I’m a chemist. Organic chemistry PhD, now a process chemist in the industry. I do this for a living. Do not distill isopropanol that’s been exposed to air for any meaningful length of time.
Isopropanol slowly reacts with oxygen in the air to generate peroxides that, when you concentrate them down, EXPLODE.Source. Sorry, not an open access journal. But please take my word for it.
Unless you have a way of confirming the peroxide levels in your isopropanol are near zero, do not concentrate it down by distillation. You’ll blow up your glassware, which will probably expose what you’re distilling to your heat source, which will generate a secondary fireball.
The issue with isopropanol peroxide formation is that exposing it to air – even when just using it, like when you’re cleaning parts – starts the process. The air in the head space of your containers is also enough to form them over time. You don’t necessarily need to see solids in the containers for it to be dangerous, since they’ll crystallize out as you concentrate the solution during distillation.
It’s also a numbers game. It probably won’t explode the first time you do it. But there’s a chance each time. Do it enough, and you’ll have an incident.

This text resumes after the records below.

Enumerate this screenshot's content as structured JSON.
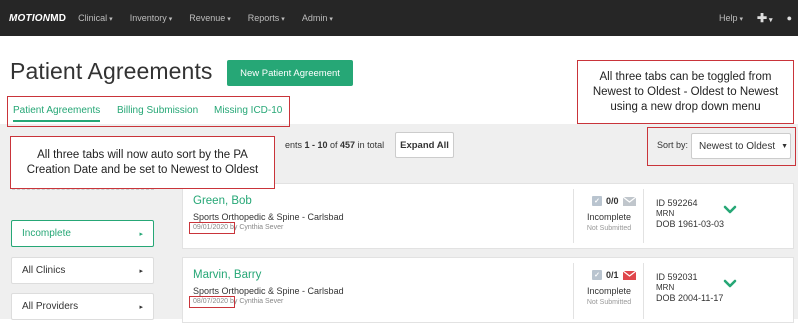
{
  "nav": {
    "brand_a": "MOTION",
    "brand_b": "MD",
    "items": [
      "Clinical",
      "Inventory",
      "Revenue",
      "Reports",
      "Admin"
    ],
    "help": "Help",
    "plus": "✚"
  },
  "page": {
    "title": "Patient Agreements",
    "new_button": "New Patient Agreement"
  },
  "tabs": [
    "Patient Agreements",
    "Billing Submission",
    "Missing ICD-10"
  ],
  "list": {
    "count_prefix": "ents ",
    "range": "1 - 10",
    "of": " of ",
    "total": "457",
    "in_total": " in total",
    "expand_all": "Expand All",
    "sort_label": "Sort by:",
    "sort_value": "Newest to Oldest"
  },
  "filters": [
    "Incomplete",
    "All Clinics",
    "All Providers"
  ],
  "rows": [
    {
      "name": "Green, Bob",
      "clinic": "Sports Orthopedic & Spine - Carlsbad",
      "date": "09/01/2020",
      "by": " by Cynthia Sever",
      "docs": "0/0",
      "status": "Incomplete",
      "substatus": "Not Submitted",
      "id": "ID 592264",
      "mrn": "MRN",
      "dob": "DOB 1961-03-03",
      "mail_color": "#c0c6cc"
    },
    {
      "name": "Marvin, Barry",
      "clinic": "Sports Orthopedic & Spine - Carlsbad",
      "date": "08/07/2020",
      "by": " by Cynthia Sever",
      "docs": "0/1",
      "status": "Incomplete",
      "substatus": "Not Submitted",
      "id": "ID 592031",
      "mrn": "MRN",
      "dob": "DOB 2004-11-17",
      "mail_color": "#e0474c"
    }
  ],
  "callouts": {
    "tabs_sort": "All three tabs can be toggled from Newest to Oldest - Oldest to Newest using a new drop down menu",
    "auto_sort": "All three tabs will now auto sort by the PA Creation Date and be set to Newest to Oldest"
  },
  "colors": {
    "accent": "#26a776",
    "annotation": "#c9343a",
    "nav_bg": "#262626"
  }
}
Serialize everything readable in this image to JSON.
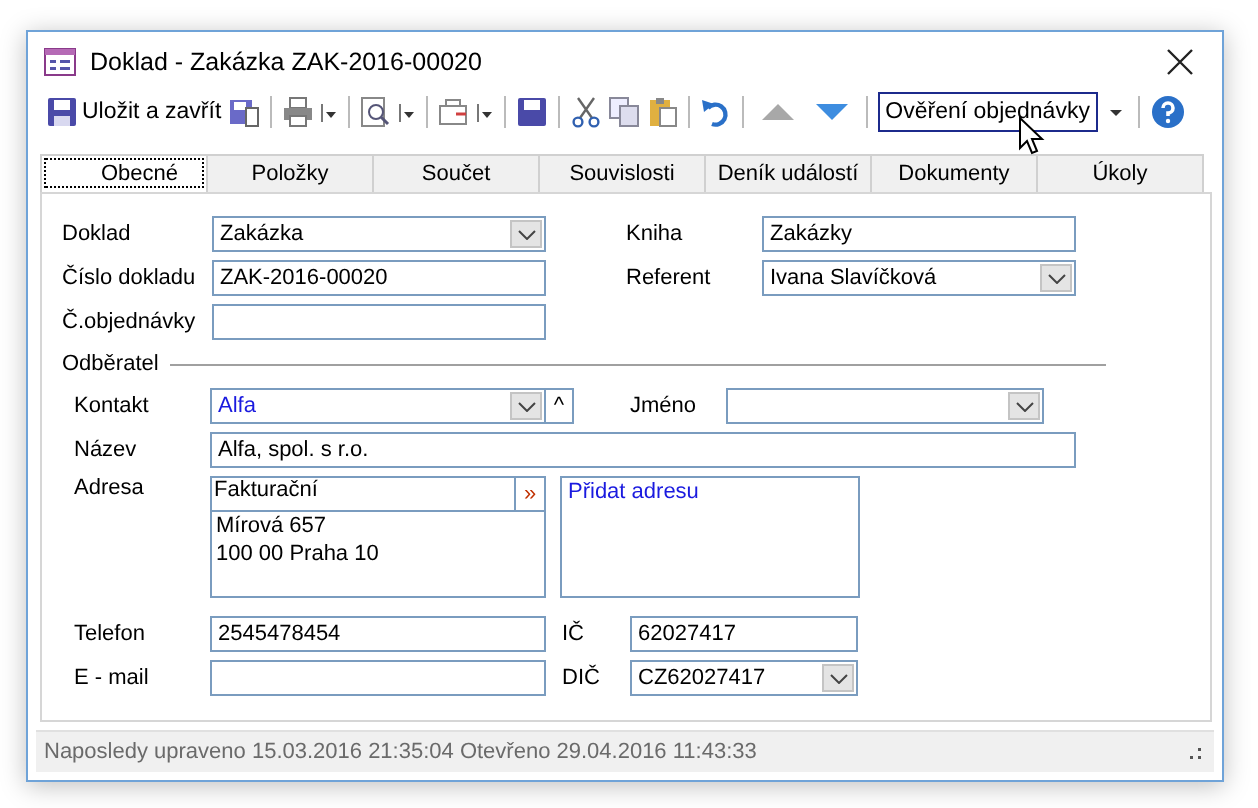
{
  "window": {
    "title": "Doklad - Zakázka ZAK-2016-00020"
  },
  "toolbar": {
    "save_close": "Uložit a zavřít",
    "previous_disabled": true,
    "next_disabled": false,
    "combo": {
      "value": "Ověření objednávky"
    }
  },
  "tabs": [
    {
      "label": "Obecné",
      "selected": true
    },
    {
      "label": "Položky",
      "selected": false
    },
    {
      "label": "Součet",
      "selected": false
    },
    {
      "label": "Souvislosti",
      "selected": false
    },
    {
      "label": "Deník událostí",
      "selected": false
    },
    {
      "label": "Dokumenty",
      "selected": false
    },
    {
      "label": "Úkoly",
      "selected": false
    }
  ],
  "document": {
    "doklad": {
      "label": "Doklad",
      "kind": "combo",
      "value": "Zakázka"
    },
    "cislo": {
      "label": "Číslo dokladu",
      "kind": "text",
      "value": "ZAK-2016-00020"
    },
    "objednavka": {
      "label": "Č.objednávky",
      "kind": "text"
    },
    "kniha": {
      "label": "Kniha",
      "kind": "text",
      "value": "Zakázky"
    },
    "referent": {
      "label": "Referent",
      "kind": "combo",
      "value": "Ivana Slavíčková"
    }
  },
  "customer": {
    "title": "Odběratel",
    "kontakt": {
      "label": "Kontakt",
      "kind": "combo",
      "value": "Alfa",
      "collapse": "^"
    },
    "jmeno": {
      "label": "Jméno",
      "kind": "combo"
    },
    "nazev": {
      "label": "Název",
      "kind": "text",
      "value": "Alfa, spol. s r.o."
    },
    "adresa": {
      "label": "Adresa",
      "type": "Fakturační",
      "button": "»",
      "lines": [
        "Mírová 657",
        "100 00 Praha 10"
      ],
      "add_link": "Přidat adresu"
    },
    "telefon": {
      "label": "Telefon",
      "kind": "text",
      "value": "2545478454"
    },
    "ic": {
      "label": "IČ",
      "kind": "text",
      "value": "62027417"
    },
    "email": {
      "label": "E - mail",
      "kind": "text"
    },
    "dic": {
      "label": "DIČ",
      "kind": "combo",
      "value": "CZ62027417"
    }
  },
  "status_bar": {
    "text": "Naposledy upraveno 15.03.2016 21:35:04 Otevřeno 29.04.2016 11:43:33"
  }
}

There are chemical reductants that can clear peroxides. For industrial scale isopropanol distillation, I’m not sure what they use. It may be that they just never distill down to the point that peroxides concentrate to a dangerous level.
As a quick addendum, I am finding that with extremely dirty isopropyl the resin will clump up into tiny blobs during heating and boiling. This makes for easier cleanup and it kinda looks cool.
I am wondering if I can leverage this as an intermediate cleaning step between full distillations. While putting containers of contaminated isopropyl in the sun for a few days may have a similar effect, it wouldn't hurt to try and speed that process up.
There is a very well laid out reason by @becausechemistry@lemm.ee in this thread, but suffice to say this is dangerous to an extreme and is not worth the risk to save a little money.
Have you tried using typical water filters and letting the alcohol filter through? I suppose it wouldn't remain as pure as distilling, but might be mostly reusable while posing no immediate fire hazard.
I have considered vacuum filtration using celite and powdered carbon, but the materials cost would start to exceed the cost of the IPA. Standard activated charcoal would filter the IPA, but purity is a goal of mine. (Molecular sieves would be a much better option in regards to filtration, I believe.)
TBH, this is within my tolerance for risk and just one of several sub-hobbies that involve potentially dangerous processes. (Nothing illegal, of course.)
What I do is just expose the dirty isopropanol to sun or UV in general - the resin will precipitate. Then just filter it out and you have clean isopropanol.
That shouldn't produce clean isopropyl, but rather, isopropyl with fewer polymers and the only resin you are curing with the sun is what is settling to the bottom, TBH. However, your process is good if you only use a batch of IPA for resin washing and eventually dispose of it.
If you were to spray that isopropyl on some glass, it will leave residue of some kind. The more you use the isopropyl without distillation, the more contaminated it will get with other solvents and photoreactors.
My goal is to produce pure IPA that I can use across my hobbies.